Me entrevisté con mi insigne, y más que insigne, incomparable, maestro de análisis en la Facultad, el doctor Guillermo Torres. Gracias a él, en buena parte, hoy soy matemático. En esos momentos el doctor Torres era miembro de la Junta de Gobierno., el máximo órgano de la Universidad Nacional. El sabio aceptó seguir las estrictas normas de la clandestinidad y acudió puntual a la cita en casa del Viborón, en Coyoacán.
Platicamos largo y tendido, no sin ciertos nervios, acerca de la situación, sobre todo y por supuesto, de la UNAM. El rector, el gran y malogrado Javier Barros Sierra, acababa de renunciar. como acto dignísimo de protesta en contra de la intervención militar.
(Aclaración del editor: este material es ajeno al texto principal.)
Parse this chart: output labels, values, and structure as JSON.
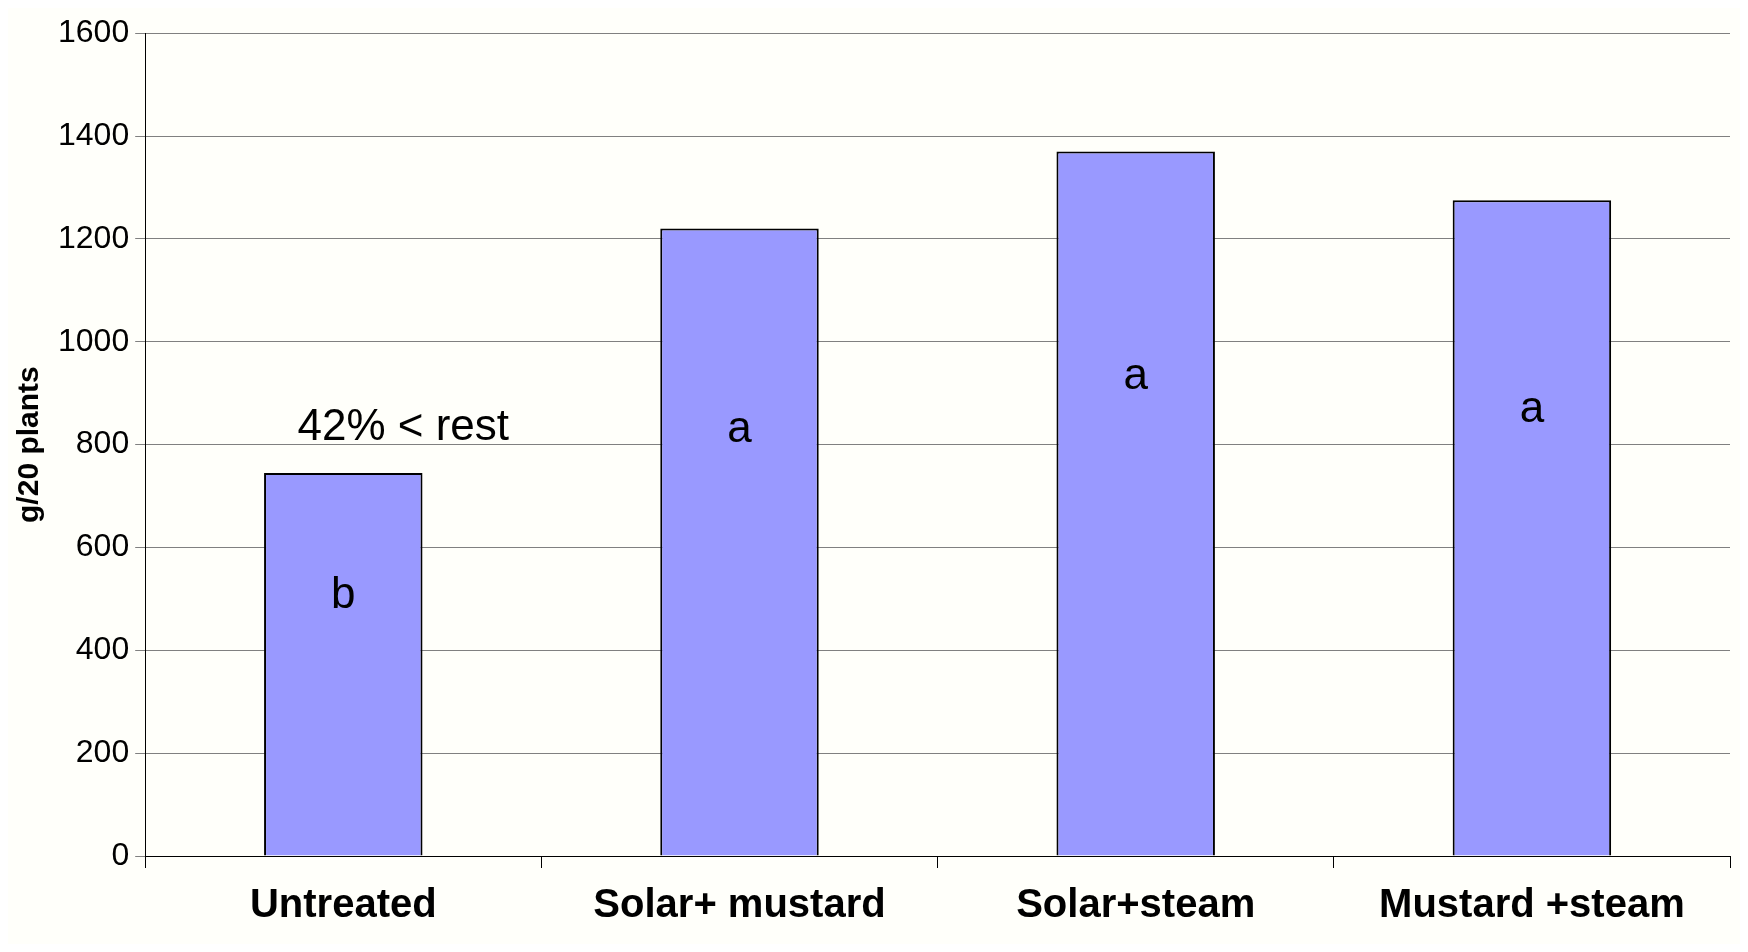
{
  "chart_data": {
    "type": "bar",
    "ylabel": "g/20 plants",
    "categories": [
      "Untreated",
      "Solar+ mustard",
      "Solar+steam",
      "Mustard +steam"
    ],
    "values": [
      745,
      1220,
      1370,
      1275
    ],
    "color": "#9999ff",
    "ylim": [
      0,
      1600
    ],
    "yticks": [
      0,
      200,
      400,
      600,
      800,
      1000,
      1200,
      1400,
      1600
    ],
    "grid": "y",
    "annotations": [
      "42% < rest",
      "b",
      "a",
      "a",
      "a"
    ]
  }
}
Le dije a Torres que de ninguna manera la Junta debía aceptar la renuncia de Barros Sierra. Constituiría, le dije, una intromisión, una violación de la autonomía universitaria, mucho más grave, si cabe, que la ocupación militar.
Pareció convencido. Y, en efecto, la junta de Gobierno rechazó la renuncia, y el ingeniero siguió al frente de la UNAM hasta el final del movimiento. Poco tiempo más, no demasiado, hasta que la enfermedad segó su vida. Enfermedad que, obviamente, no era ajena al dolor y al drama que le había tocado protagonizar, con una inteligencia, un valor y una integridad sin parangón. De hecho Javier Barros Sierra había muerto un par de años antes. El 30 de julio de 1968 por la noche.